FDA proposes new ‘healthy’ food label

Washington DC: The Food and Drug Administration (FDA) has proposed new rules dictating when food products can have the world “healthy” on their packaging as part of an effort to promote healthier eating in the U.S.

The FDA regulates what foods can have the “healthy” claim on food packaging. The term “healthy” was last defined by the FDA in 1993 and was based on then-current recommendations having to do with issues like fat intake and how much of certain vitamins people should consume.

According to the FDA, the new rules would change the definition of “healthy” to reflect “current nutrition science.” Under these new rules, more foods like nuts, seeds, and certain oils would be permitted to be labeled as “healthy.”

If the FDA’s proposed rules are adopted, foods labeled as “healthy” would need to have “meaningful” amounts of at least one food group or subgroup that is recommended by the federal government’s Dietary Guidelines. The products would also have to meet certain limitations on nutrients like saturated fat, sodium, and added sugars. The FDA also pointed out that nutrient intake has shifted and a deficiency of nutrients like vitamins A and C is no longer public health concern.

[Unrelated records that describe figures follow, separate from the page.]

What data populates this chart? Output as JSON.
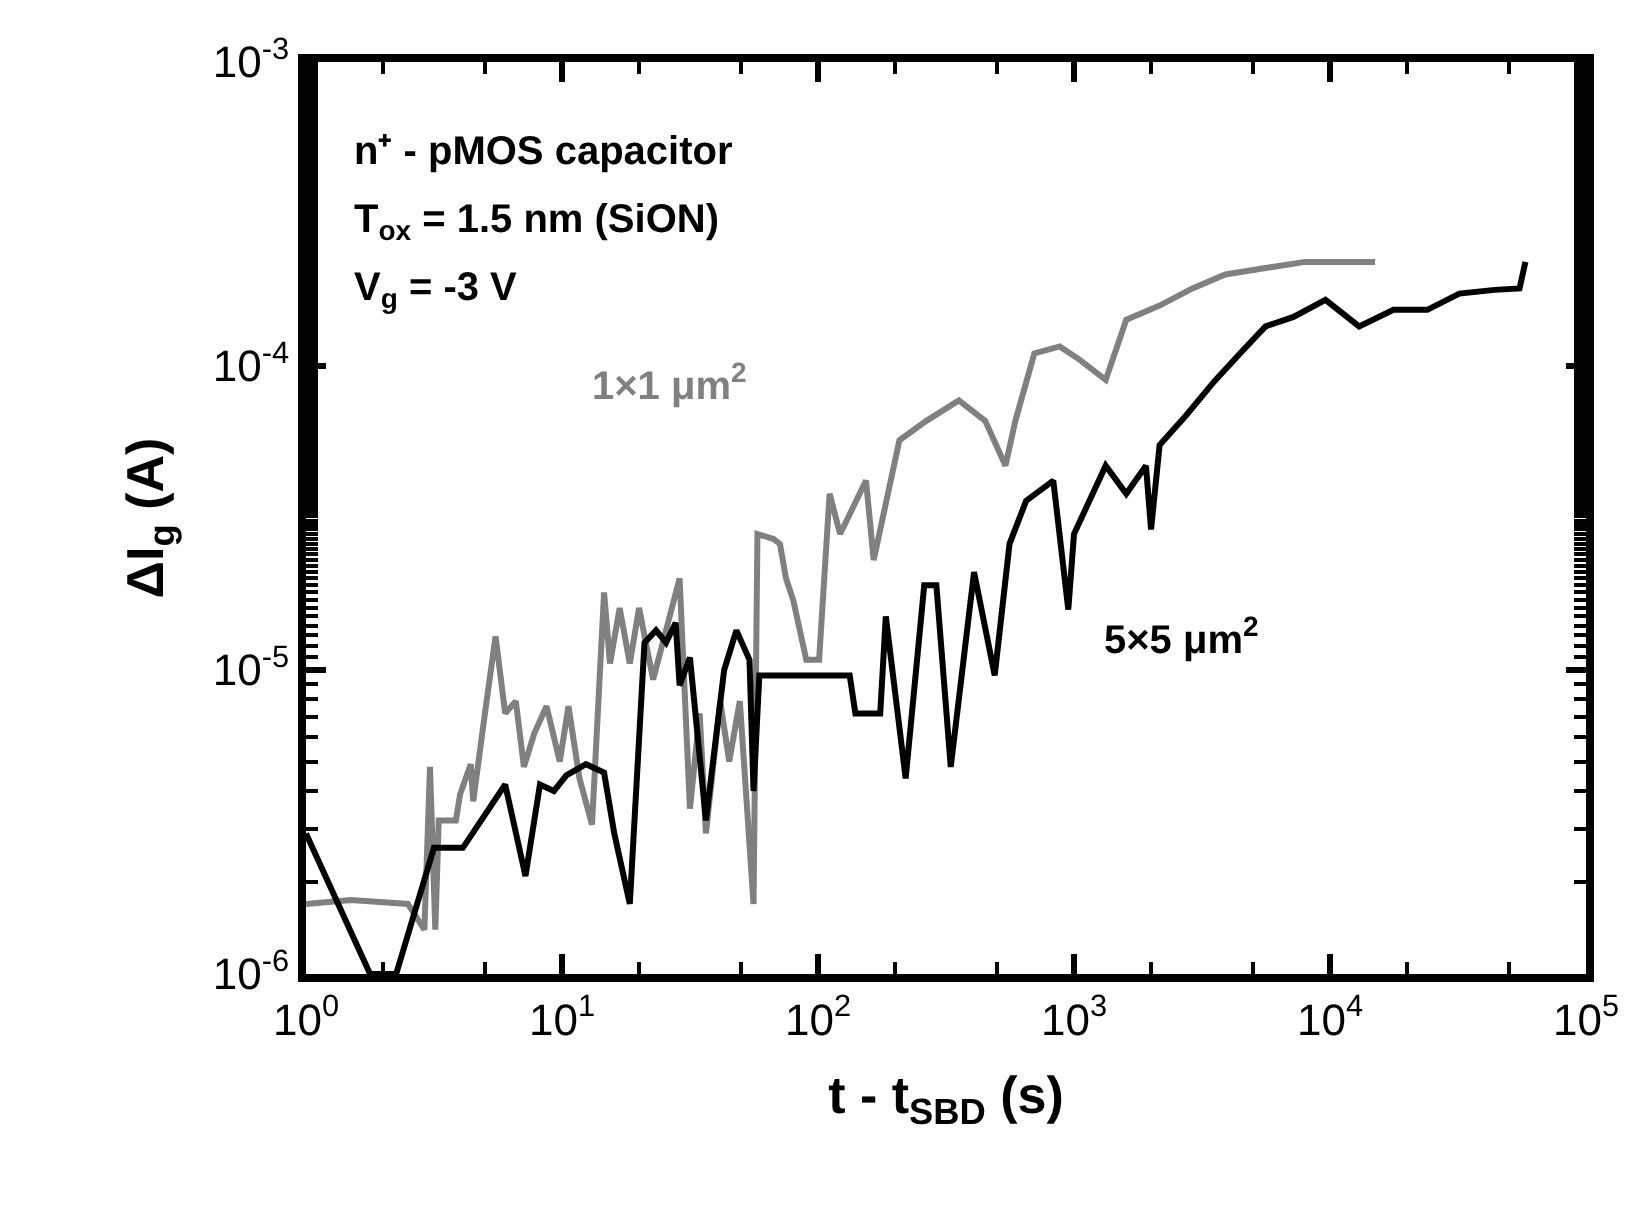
{
  "chart_data": {
    "type": "line",
    "xlabel": "t - t$_{SBD}$ (s)",
    "ylabel": "ΔI$_{g}$ (A)",
    "log": "xy",
    "grid": false,
    "legend": false,
    "marker": "none",
    "line_style": "solid",
    "xlim": [
      1,
      100000
    ],
    "ylim": [
      1e-06,
      0.001
    ],
    "xticks": [
      {
        "value": 1,
        "label": "10$^{0}$"
      },
      {
        "value": 10,
        "label": "10$^{1}$"
      },
      {
        "value": 100,
        "label": "10$^{2}$"
      },
      {
        "value": 1000,
        "label": "10$^{3}$"
      },
      {
        "value": 10000,
        "label": "10$^{4}$"
      },
      {
        "value": 100000,
        "label": "10$^{5}$"
      }
    ],
    "yticks": [
      {
        "value": 1e-06,
        "label": "10$^{-6}$"
      },
      {
        "value": 1e-05,
        "label": "10$^{-5}$"
      },
      {
        "value": 0.0001,
        "label": "10$^{-4}$"
      },
      {
        "value": 0.001,
        "label": "10$^{-3}$"
      }
    ],
    "annotations": [
      "n⁺ - pMOS capacitor",
      "T$_{ox}$ = 1.5 nm (SiON)",
      "V$_{g}$ = -3 V"
    ],
    "series": [
      {
        "name": "1×1 μm$^{2}$",
        "color": "#808080",
        "x": [
          1,
          1.5,
          2.5,
          2.9,
          3.05,
          3.2,
          3.3,
          3.85,
          4.0,
          4.4,
          4.5,
          5.0,
          5.5,
          6.0,
          6.6,
          7.1,
          7.8,
          8.7,
          9.8,
          10.6,
          11.7,
          13.1,
          14.6,
          15.4,
          16.8,
          18.4,
          20,
          22.7,
          28.8,
          31.6,
          34.5,
          36.5,
          41.5,
          45,
          49.5,
          56,
          58,
          67,
          71,
          75,
          80,
          90,
          101,
          111,
          122,
          154,
          165,
          208,
          265,
          355,
          450,
          540,
          590,
          700,
          880,
          1050,
          1330,
          1600,
          2160,
          2900,
          3900,
          5600,
          8000,
          11000,
          15000
        ],
        "values": [
          1.7e-06,
          1.75e-06,
          1.7e-06,
          1.4e-06,
          4.8e-06,
          1.4e-06,
          3.2e-06,
          3.2e-06,
          3.9e-06,
          4.9e-06,
          3.7e-06,
          7.2e-06,
          1.29e-05,
          7.2e-06,
          7.9e-06,
          4.8e-06,
          6.2e-06,
          7.6e-06,
          5e-06,
          7.6e-06,
          4.4e-06,
          3.1e-06,
          1.8e-05,
          1.05e-05,
          1.6e-05,
          1.05e-05,
          1.6e-05,
          9.3e-06,
          2e-05,
          3.5e-06,
          7.2e-06,
          2.9e-06,
          7.9e-06,
          5e-06,
          7.9e-06,
          1.7e-06,
          2.8e-05,
          2.7e-05,
          2.6e-05,
          2e-05,
          1.7e-05,
          1.08e-05,
          1.08e-05,
          3.8e-05,
          2.8e-05,
          4.2e-05,
          2.3e-05,
          5.7e-05,
          6.6e-05,
          7.7e-05,
          6.6e-05,
          4.7e-05,
          6.6e-05,
          0.00011,
          0.000116,
          0.000105,
          9e-05,
          0.000142,
          0.000158,
          0.00018,
          0.0002,
          0.00021,
          0.00022,
          0.00022,
          0.00022
        ]
      },
      {
        "name": "5×5 μm$^{2}$",
        "color": "#000000",
        "x": [
          1,
          1.78,
          2.25,
          3.16,
          4.1,
          6.0,
          7.2,
          8.2,
          9.3,
          10.4,
          12.4,
          14.6,
          16,
          18.4,
          21,
          23.3,
          25.5,
          27.8,
          28.8,
          31.6,
          36.5,
          43,
          48,
          54,
          56,
          59,
          133,
          140,
          175,
          184,
          220,
          260,
          290,
          330,
          407,
          490,
          560,
          650,
          830,
          950,
          1000,
          1330,
          1600,
          1910,
          2000,
          2160,
          2750,
          3530,
          4450,
          5600,
          7200,
          9600,
          13000,
          17700,
          24000,
          32000,
          44000,
          55000,
          58000
        ],
        "values": [
          2.9e-06,
          1e-06,
          1e-06,
          2.6e-06,
          2.6e-06,
          4.2e-06,
          2.1e-06,
          4.2e-06,
          4e-06,
          4.5e-06,
          4.9e-06,
          4.6e-06,
          2.9e-06,
          1.7e-06,
          1.23e-05,
          1.35e-05,
          1.23e-05,
          1.43e-05,
          8.9e-06,
          1.1e-05,
          3.2e-06,
          1e-05,
          1.35e-05,
          1.08e-05,
          4e-06,
          9.6e-06,
          9.6e-06,
          7.2e-06,
          7.2e-06,
          1.5e-05,
          4.4e-06,
          1.9e-05,
          1.9e-05,
          4.8e-06,
          2.1e-05,
          9.6e-06,
          2.6e-05,
          3.6e-05,
          4.2e-05,
          1.58e-05,
          2.8e-05,
          4.7e-05,
          3.8e-05,
          4.7e-05,
          2.9e-05,
          5.5e-05,
          6.9e-05,
          8.9e-05,
          0.00011,
          0.000135,
          0.000145,
          0.000165,
          0.000135,
          0.000153,
          0.000153,
          0.000173,
          0.000178,
          0.00018,
          0.00022
        ]
      }
    ]
  }
}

“Nutrition is key to improving our nation’s health,” Health and Human Services Secretary Xavier Becerra said in a statement. “Healthy food can lower our risk for chronic disease. But too many people may not know what constitutes healthy food. FDA’s move will help educate more Americans to improve health outcomes, tackle health disparities and save lives.”

New York City Mayor Eric Adams (D) shared how his diet impacted his own health and called the need for better nutrition a “moral imperative.”